Le deuxième outil, c’est le financement par les usagers, et le troisième, c’est le fait d’aller rechercher des ressources externes, notamment par exemple via des opérations de "naming". Et donc, nous devons résoudre une équation avec ces trois variables que sont le financement par les collectivités… Et je tiens à remercier la Métropole du Grand Paris et son président Patrick OLLIER, qui a fait en sorte que les communes de la petite couronne qui participeront à Vélib’ aient, de la part de la Métropole, une aide financière de 10.000 euros par an et par station. Je rappelle que cette aide ne sera pas versée à la Ville de Paris et que nous faisons donc par ce geste une opération de péréquation et de solidarité financière avec les collectivités de la petite couronne, pour que celles-ci puissent avoir le service Vélib’. Et donc, nous prenons aussi sur notre budget et sur le budget de la Ville de Paris cette solidarité financière avec les autres collectivités.

Mais il nous faut aussi requestionner la participation des usagers. Le tarif de Vélib’, qui est de 29 euros par an, c’est-à-dire 2,4 euros par mois, n’a pas changé depuis dix ans. Et donc, il est nécessaire de requestionner cette tarification et aussi d’aller peut-être rechercher des ressources externes.

Et je peux vous dire que dans le débat que nous avons eu avec les collectivités de la Métropole, beaucoup de ces collectivités, et notamment, par exemple, je dirais même des collectivités dirigées par le Parti communiste, ont fait part aussi de la nécessité d’aller chercher des ressources externes autres que celles des collectivités ou des tarifs aux usagers pour financer le service Vélib’. Vous voyez donc que lorsque les collectivités sont confrontées à la recherche d’une équation financière, eh bien, elles recherchent de manière tout à fait pragmatique les différentes sources de financement.

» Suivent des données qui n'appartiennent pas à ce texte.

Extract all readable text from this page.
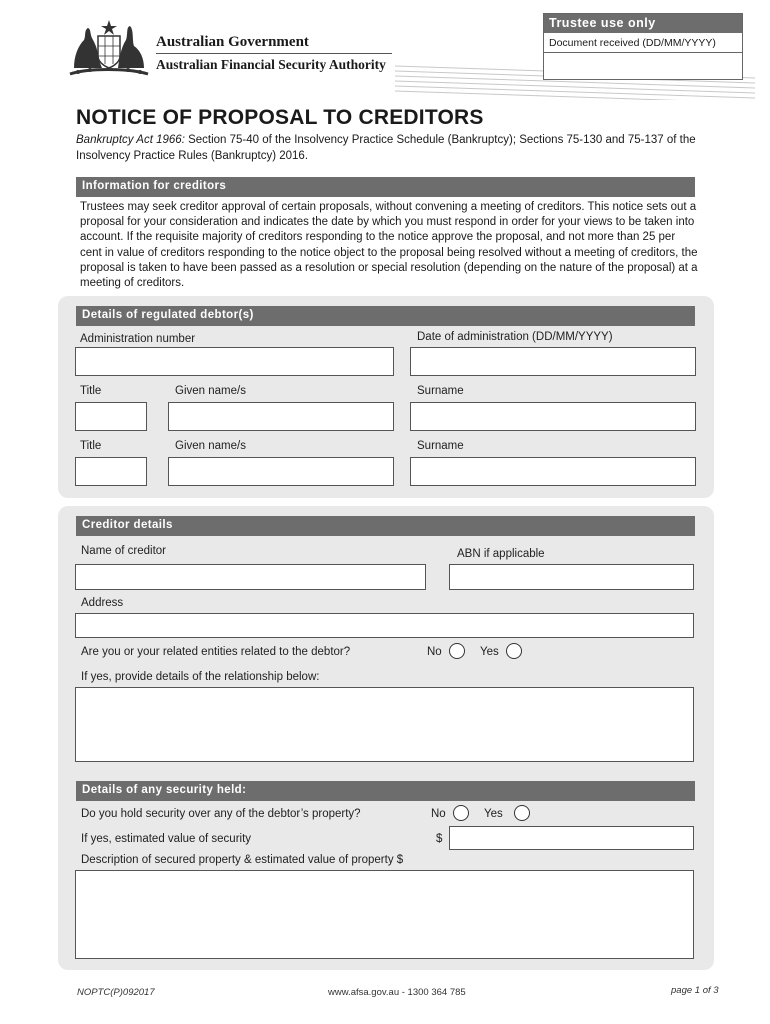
Australian Government
Australian Financial Security Authority
Trustee use only
Document received (DD/MM/YYYY)
NOTICE OF PROPOSAL TO CREDITORS
Bankruptcy Act 1966: Section 75-40 of the Insolvency Practice Schedule (Bankruptcy); Sections 75-130 and 75-137 of the Insolvency Practice Rules (Bankruptcy) 2016.
Information for creditors
Trustees may seek creditor approval of certain proposals, without convening a meeting of creditors. This notice sets out a proposal for your consideration and indicates the date by which you must respond in order for your views to be taken into account. If the requisite majority of creditors responding to the notice approve the proposal, and not more than 25 per cent in value of creditors responding to the notice object to the proposal being resolved without a meeting of creditors, the proposal is taken to have been passed as a resolution or special resolution (depending on the nature of the proposal) at a meeting of creditors.
Details of regulated debtor(s)
Administration number	Date of administration (DD/MM/YYYY)
Title	Given name/s	Surname
Title	Given name/s	Surname
Creditor details
Name of creditor	ABN if applicable
Address
Are you or your related entities related to the debtor?	No	Yes
If yes, provide details of the relationship below:
Details of any security held:
Do you hold security over any of the debtor’s property?	No	Yes
If yes, estimated value of security	$
Description of secured property & estimated value of property $
NOPTC(P)092017	www.afsa.gov.au - 1300 364 785	page 1 of 3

Nous essayons donc de combiner ces trois sources de recettes en gardant en tête le fait que le succès de Vélib’ tient à son caractère bon marché, et nous souhaitons bien évidemment conserver cette tarification accessible.

Je terminerai en disant que cette évolution tarifaire n’est pas encore décidée, puisque c’est le prochain conseil syndical "Autolib’ Vélib’ Métropole" qui décidera au mois d’octobre de la définition des tarifs. Je comprends, bien évidemment, dans ce contexte, l’inquiétude qui est exprimée. Il est impératif, bien évidemment, que Vélib’ reste accessible à tous, y compris dans sa future version Vélib’ électrique. Nous tenons, bien évidemment, à ce que les tarifs sociaux soient reconduits comme ils existent aujourd’hui et nous veillerons à ce qu’une éventuelle hausse des tarifs soit acceptable. Voilà ce que je peux dire.

En réponse, Monsieur le Président, nous avons un certain nombre d’amendements de l’Exécutif qui répondent aux vœux qui ont été déposés. J’espère que ces amendements seront acceptés, et je crois que nous veillerons, tous ici ensemble, sur l’ensemble des bancs du Conseil de Paris, à ce que Vélib’ se déploie, à l’échelle métropolitaine, mais qu’il demeure bien évidemment un service public au service des Parisiens et des Franciliens.